- Born: 11 April 1938 (age 86) Marseille, France
- Education: École nationale supérieure de chimie de Clermont-Ferrand, Laval University (PhD chemistry-physics, 1962), University of Marseille (PhD biochemistry, 1964)
- Known for: Ion channels
- Awards: CNRS Silver Medal
- Scientific career
- Fields: Biochemistry
- Institutions: CNRS, Nice/Sophia Antipolis
- Doctoral advisor: Ludovic Ouellet

= Michel Lazdunski =

French biologist

Michel Lazdunski (born 11 April 1938, in Marseille) is a French biologist specializing in biochemistry, physiology, pathophysiology, molecular pharmacology and neuroscience.

== Biography ==
Michel Lazdunski is a chemical engineer (1955), graduate of the École nationale supérieure de chimie de Clermont-Ferrand, PhD in Chemistry-Physics from Laval University in Quebec City (1962) in Canada in the laboratory of Ludovic Ouellet, then PhD in biochemistry (University of Marseille, 1964). He began his career at the CNRS in 1962 in Marseille where he became Professor of Biochemistry in 1965. He accepted the Chair of Biochemistry at the University of Nice in 1968. He founded the CNRS Biochemistry Centre there, which he managed until 1989, when he moved to the Sophia Antipolis science park to direct the CNRS Institute of Molecular and Cellular Pharmacology, which he had just created and which he managed until 2004. During his academic career in Nice/Sophia Antipolis, he was successively Professor of Biochemistry (Faculty of Sciences), Director of Research seconded to the CNRS and Professor of Pharmacology PU-PH (Faculty of Medicine).Michel Lazdunski was a member of the Scientific Council (1997–2001) and the Board of Directors (2001–2005) of the CNRS and the Council of the European Molecular Biology Organisation (1990–1995). He has chaired many committees including the UNECE Life Sciences Committee (Human Capital and Mobility Programme 1996–1997) and the National Coordinating Committee for Life Sciences (2001–2002).
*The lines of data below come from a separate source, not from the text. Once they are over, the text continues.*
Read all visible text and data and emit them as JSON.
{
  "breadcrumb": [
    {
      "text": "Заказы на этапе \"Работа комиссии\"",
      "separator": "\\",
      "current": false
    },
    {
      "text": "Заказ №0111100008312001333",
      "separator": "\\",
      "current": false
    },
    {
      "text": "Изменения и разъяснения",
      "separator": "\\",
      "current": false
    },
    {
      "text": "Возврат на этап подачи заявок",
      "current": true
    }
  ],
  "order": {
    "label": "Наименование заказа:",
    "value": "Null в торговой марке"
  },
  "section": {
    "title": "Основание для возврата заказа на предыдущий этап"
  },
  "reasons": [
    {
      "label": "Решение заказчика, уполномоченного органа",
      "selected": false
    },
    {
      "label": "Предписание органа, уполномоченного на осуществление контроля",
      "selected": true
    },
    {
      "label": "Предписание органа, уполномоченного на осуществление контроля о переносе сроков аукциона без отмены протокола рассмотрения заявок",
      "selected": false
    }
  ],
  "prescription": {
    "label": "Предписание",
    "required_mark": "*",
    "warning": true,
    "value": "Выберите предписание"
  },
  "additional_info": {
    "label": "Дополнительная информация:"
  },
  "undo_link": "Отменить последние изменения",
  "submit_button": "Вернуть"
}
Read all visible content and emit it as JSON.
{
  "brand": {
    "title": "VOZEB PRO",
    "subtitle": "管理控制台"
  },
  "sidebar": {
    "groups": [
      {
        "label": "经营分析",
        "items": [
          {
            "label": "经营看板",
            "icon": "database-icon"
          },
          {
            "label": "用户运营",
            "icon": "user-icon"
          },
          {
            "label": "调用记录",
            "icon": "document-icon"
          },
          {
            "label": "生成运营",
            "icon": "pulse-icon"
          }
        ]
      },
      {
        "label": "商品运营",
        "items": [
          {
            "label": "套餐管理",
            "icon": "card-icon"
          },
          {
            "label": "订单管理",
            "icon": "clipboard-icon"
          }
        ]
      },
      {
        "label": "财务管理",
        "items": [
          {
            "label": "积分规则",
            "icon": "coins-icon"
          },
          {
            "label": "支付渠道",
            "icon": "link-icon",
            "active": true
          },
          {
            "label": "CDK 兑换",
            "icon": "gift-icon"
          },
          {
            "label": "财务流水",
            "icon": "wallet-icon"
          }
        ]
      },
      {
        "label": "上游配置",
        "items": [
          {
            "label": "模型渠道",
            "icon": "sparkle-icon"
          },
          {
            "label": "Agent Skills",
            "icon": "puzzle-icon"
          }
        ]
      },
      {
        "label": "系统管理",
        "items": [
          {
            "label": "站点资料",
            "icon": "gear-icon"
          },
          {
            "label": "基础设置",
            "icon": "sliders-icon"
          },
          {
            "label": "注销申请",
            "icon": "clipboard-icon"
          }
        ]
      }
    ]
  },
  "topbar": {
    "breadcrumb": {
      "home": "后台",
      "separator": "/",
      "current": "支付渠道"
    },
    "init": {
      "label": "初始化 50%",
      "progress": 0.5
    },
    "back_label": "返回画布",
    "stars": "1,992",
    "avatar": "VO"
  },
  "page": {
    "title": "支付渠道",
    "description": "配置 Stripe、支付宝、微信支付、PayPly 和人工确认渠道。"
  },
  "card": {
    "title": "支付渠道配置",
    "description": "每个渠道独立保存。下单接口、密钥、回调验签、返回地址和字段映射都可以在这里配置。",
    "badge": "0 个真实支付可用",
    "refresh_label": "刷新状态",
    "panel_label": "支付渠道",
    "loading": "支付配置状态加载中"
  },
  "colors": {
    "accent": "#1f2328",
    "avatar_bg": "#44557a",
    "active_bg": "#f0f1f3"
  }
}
He was elected a full member of the French Academy of sciences in 1991. He was appointed senior member of the Institut universitaire de France in 1991 for a five-year term, renewed in 1996.

== Scientific contribution ==
The first part of Michel Lazdunski's scientific career (awarded the CNRS Silver Medal) was devoted to enzymology. He then focused on exploring the molecular machines, the ion channels, that generate bioelectricity in the brain, peripheral nervous system, heart, muscles, vessels and hormone-secreting endocrine systems and are responsible for multiple pathologies. He played a pioneering role in the analysis of ion channels permeable to sodium, calcium and potassium. He played a pioneering role in the study of their pharmacology by introducing many toxins, many venoms and important drugs for hypertension (calcium blockers) or diabetes (antidiabetic sulfonylureas) The most recent work of his team has completed these pharmacological studies and amplified the discovery of new substances from venom with strong potential therapeutic possibilities. They have also led to the discovery of several new classes of ion channels essential for the sensory perception of mechanical stimuli, heat, cold and acidity. TREK/TRAAK channels, TASK channels and ASIC channels. These families of channels play an essential role in pain perception but also in synaptic transmission and neuroprotection at the cerebral level, particularly for polyunsaturated fatty acids of the ɯɜ type. TREK channels play a central role in depression. The TASK and TREK channels are a major therapeutic target for gaseous anesthetics.

Previously, Michel Lazdunski and his team had made pioneering discoveries on the CFTR channel associated with cystic fibrosis, which indicated the direction to follow for current therapeutic developments on some forms of this genetic disease.